[CSRR] Invited Talk: Mor Geva

Mor Geva: "Debugging Transformer Language Models Inside Out."


The prediction construction process of transformer language models (LMs) is opaque and largely not understood. This makes it difficult to understand LM predictions and fix problematic model behavior. This talk presents recent efforts to tackle this by reverse-engineering the operation of the feed-forward network (FFN) layers in transformers. First, I will describe an interpretation approach to the prediction process in LMs and analyze the operation of the FFN layers in that process. We will show that the output from each FFN layer can be decomposed as a collection of updates to the model’s output distribution, where updates are induced by parameter vectors that often promote human-interpretable concepts. Then, I will demonstrate the utility of these findings beyond interpretability, in the context of controlled language generation and computation efficiency. We will conclude this talk with a demonstration of LM-Debugger, an open-source interactive tool that, based on these findings, allows inspecting and intervening in predictions of transformer LMs.
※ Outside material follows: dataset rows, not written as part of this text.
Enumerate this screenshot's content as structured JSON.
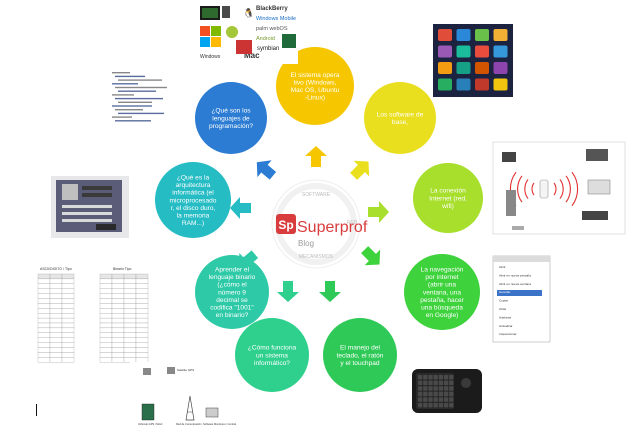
{
  "logo": {
    "mark": "Sp",
    "word": "Superprof",
    "sub": "Blog"
  },
  "center_labels": [
    "SOFTWARE",
    "RED",
    "MECANISMOS"
  ],
  "nodes": [
    {
      "id": "sistema-operativo",
      "color": "#f6c700",
      "text": [
        "El sistema opera",
        "tivo (Windows,",
        "Mac OS, Ubuntu",
        "-Linux)"
      ]
    },
    {
      "id": "software-base",
      "color": "#eadf1e",
      "text": [
        "Los software de",
        "base,"
      ]
    },
    {
      "id": "conexion-internet",
      "color": "#a8de2c",
      "text": [
        "La conexión",
        "Internet (red,",
        "wifi)"
      ]
    },
    {
      "id": "navegacion-internet",
      "color": "#3ed23c",
      "text": [
        "La navegación",
        "por internet",
        "(abrir una",
        "ventana, una",
        "pestaña, hacer",
        "una búsqueda",
        "en Google)"
      ]
    },
    {
      "id": "manejo-teclado",
      "color": "#2fc958",
      "text": [
        "El manejo del",
        "teclado, el ratón",
        "y el touchpad"
      ]
    },
    {
      "id": "sistema-informatico",
      "color": "#2fd08e",
      "text": [
        "¿Cómo funciona",
        "un sistema",
        "informático?"
      ]
    },
    {
      "id": "lenguaje-binario",
      "color": "#2ecaa7",
      "text": [
        "Aprender el",
        "lenguaje binario",
        "(¿cómo el",
        "número 9",
        "decimal se",
        "codifica \"1001\"",
        "en binario?"
      ]
    },
    {
      "id": "arquitectura-informatica",
      "color": "#26bcc4",
      "text": [
        "¿Qué es la",
        "arquitectura",
        "informática (el",
        "microprocesado",
        "r, el disco duro,",
        "la memoria",
        "RAM...)"
      ]
    },
    {
      "id": "lenguajes-programacion",
      "color": "#2b7cd2",
      "text": [
        "¿Qué son los",
        "lenguajes de",
        "programación?"
      ]
    }
  ],
  "thumbnails": {
    "os_logos": {
      "labels": [
        "BlackBerry",
        "Windows Mobile",
        "palm webOS",
        "Android",
        "Mac",
        "symbian"
      ]
    },
    "binary_table": {
      "headers": [
        "DECIMAL",
        "BINARIO",
        "HEXA"
      ],
      "title_left": "ASCII/DIGITO / Tipo",
      "title_right": "Binario Tipo"
    },
    "network": {
      "labels": [
        "Satélite GPS",
        "Vehículo GPS / Móvil",
        "Red de Comunicación",
        "Software Monitoreo / Central"
      ]
    },
    "browser_menu": {
      "items": [
        "Abrir",
        "Abrir en nueva pestaña",
        "Abrir en nueva ventana",
        "Guardar",
        "Copiar",
        "Atrás",
        "Adelante",
        "Actualizar",
        "Inspeccionar"
      ]
    }
  },
  "colors": {
    "background": "#ffffff",
    "logo_red": "#d93c3c",
    "logo_ring": "#e0e0e0"
  }
}
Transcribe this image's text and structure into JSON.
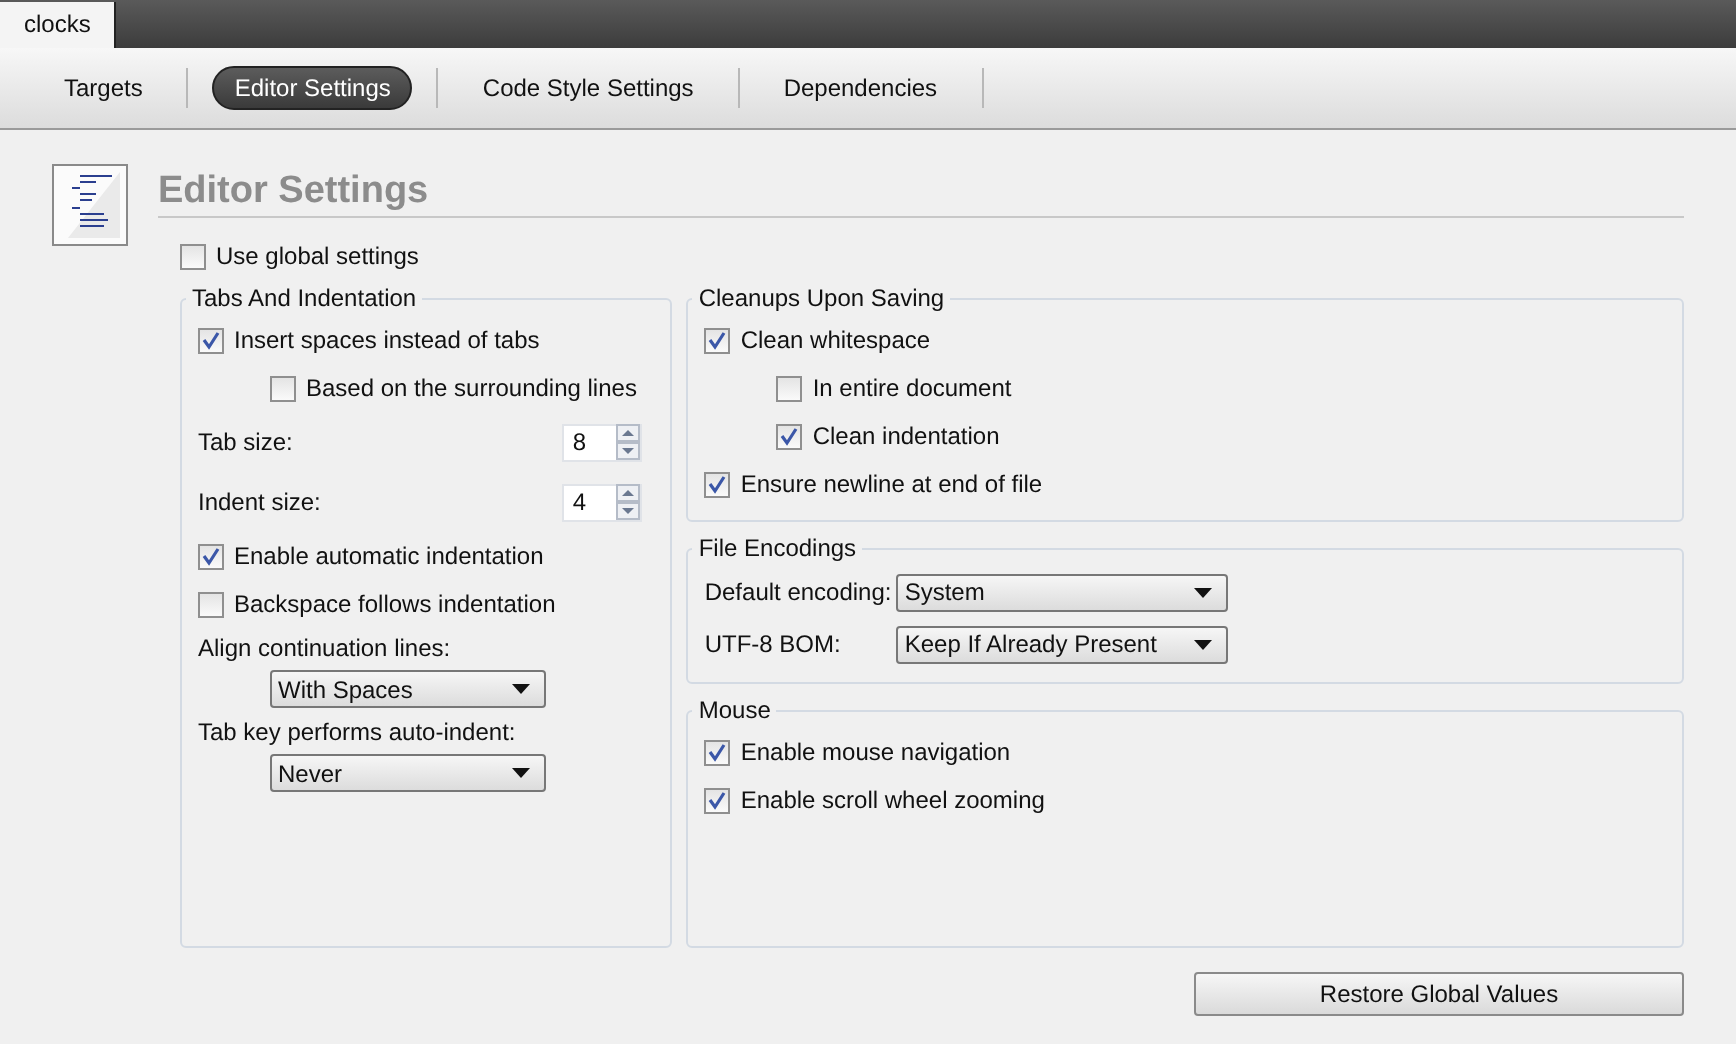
{
  "project_tab": {
    "label": "clocks"
  },
  "nav_tabs": [
    {
      "label": "Targets",
      "selected": false
    },
    {
      "label": "Editor Settings",
      "selected": true
    },
    {
      "label": "Code Style Settings",
      "selected": false
    },
    {
      "label": "Dependencies",
      "selected": false
    }
  ],
  "title": "Editor Settings",
  "use_global": {
    "label": "Use global settings",
    "checked": false
  },
  "columns": [
    [
      {
        "title": "Tabs And Indentation",
        "items": [
          {
            "kind": "checkbox",
            "label": "Insert spaces instead of tabs",
            "checked": true,
            "children": [
              {
                "kind": "checkbox",
                "label": "Based on the surrounding lines",
                "checked": false
              }
            ]
          },
          {
            "kind": "spin",
            "label": "Tab size:",
            "value": "8"
          },
          {
            "kind": "spin",
            "label": "Indent size:",
            "value": "4"
          },
          {
            "kind": "checkbox",
            "label": "Enable automatic indentation",
            "checked": true
          },
          {
            "kind": "checkbox",
            "label": "Backspace follows indentation",
            "checked": false
          },
          {
            "kind": "dropdown",
            "label": "Align continuation lines:",
            "value": "With Spaces"
          },
          {
            "kind": "dropdown",
            "label": "Tab key performs auto-indent:",
            "value": "Never"
          }
        ]
      }
    ],
    [
      {
        "title": "Cleanups Upon Saving",
        "items": [
          {
            "kind": "checkbox",
            "label": "Clean whitespace",
            "checked": true,
            "children": [
              {
                "kind": "checkbox",
                "label": "In entire document",
                "checked": false
              },
              {
                "kind": "checkbox",
                "label": "Clean indentation",
                "checked": true
              }
            ]
          },
          {
            "kind": "checkbox",
            "label": "Ensure newline at end of file",
            "checked": true
          }
        ]
      },
      {
        "title": "File Encodings",
        "items": [
          {
            "kind": "combo",
            "label": "Default encoding:",
            "value": "System"
          },
          {
            "kind": "combo",
            "label": "UTF-8 BOM:",
            "value": "Keep If Already Present"
          }
        ]
      },
      {
        "title": "Mouse",
        "items": [
          {
            "kind": "checkbox",
            "label": "Enable mouse navigation",
            "checked": true
          },
          {
            "kind": "checkbox",
            "label": "Enable scroll wheel zooming",
            "checked": true
          }
        ]
      }
    ]
  ],
  "restore_button": "Restore Global Values"
}
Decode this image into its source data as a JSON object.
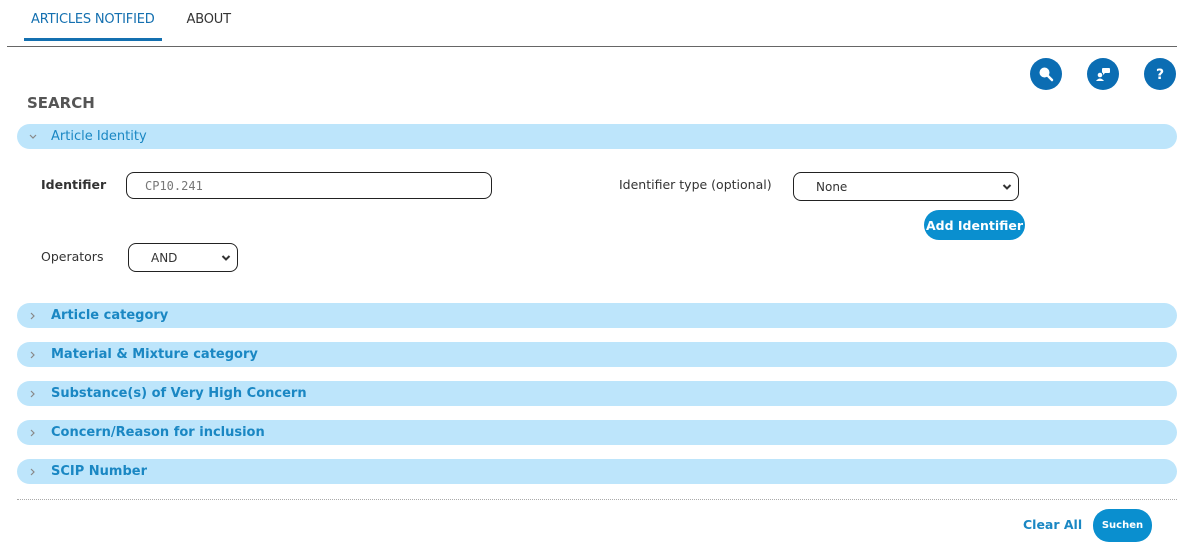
{
  "tabs": [
    {
      "label": "ARTICLES NOTIFIED",
      "active": true
    },
    {
      "label": "ABOUT",
      "active": false
    }
  ],
  "toolbar": {
    "icons": [
      "search-icon",
      "feedback-icon",
      "help-icon"
    ]
  },
  "page": {
    "title": "SEARCH"
  },
  "article_identity": {
    "header": "Article Identity",
    "identifier_label": "Identifier",
    "identifier_value": "CP10.241",
    "identifier_type_label": "Identifier type (optional)",
    "identifier_type_value": "None",
    "add_identifier_label": "Add Identifier",
    "operators_label": "Operators",
    "operators_value": "AND"
  },
  "sections": [
    {
      "label": "Article category"
    },
    {
      "label": "Material & Mixture category"
    },
    {
      "label": "Substance(s) of Very High Concern"
    },
    {
      "label": "Concern/Reason for inclusion"
    },
    {
      "label": "SCIP Number"
    }
  ],
  "footer": {
    "clear_all_label": "Clear All",
    "search_label": "Suchen"
  },
  "colors": {
    "accent": "#0b6db3",
    "panel_bg": "#bde5fb",
    "panel_text": "#1a87c3",
    "button": "#0a8fcf"
  }
}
Mor Geva is a researcher at the Allen Institute for AI (AI2) and a Ph.D. candidate in Computer Science at Tel Aviv University. Her research focuses on developing systems that can reason over text in a robust and interpretable manner. During her Ph.D., Mor interned at AI2, Google AI, and Microsoft Media AI. She was awarded the Dan David prize for graduate students in the field of AI, was nominated as one of the MIT Rising Stars in EECS, and is a laureate of the Séphora Berrebi scholarship in Computer Science.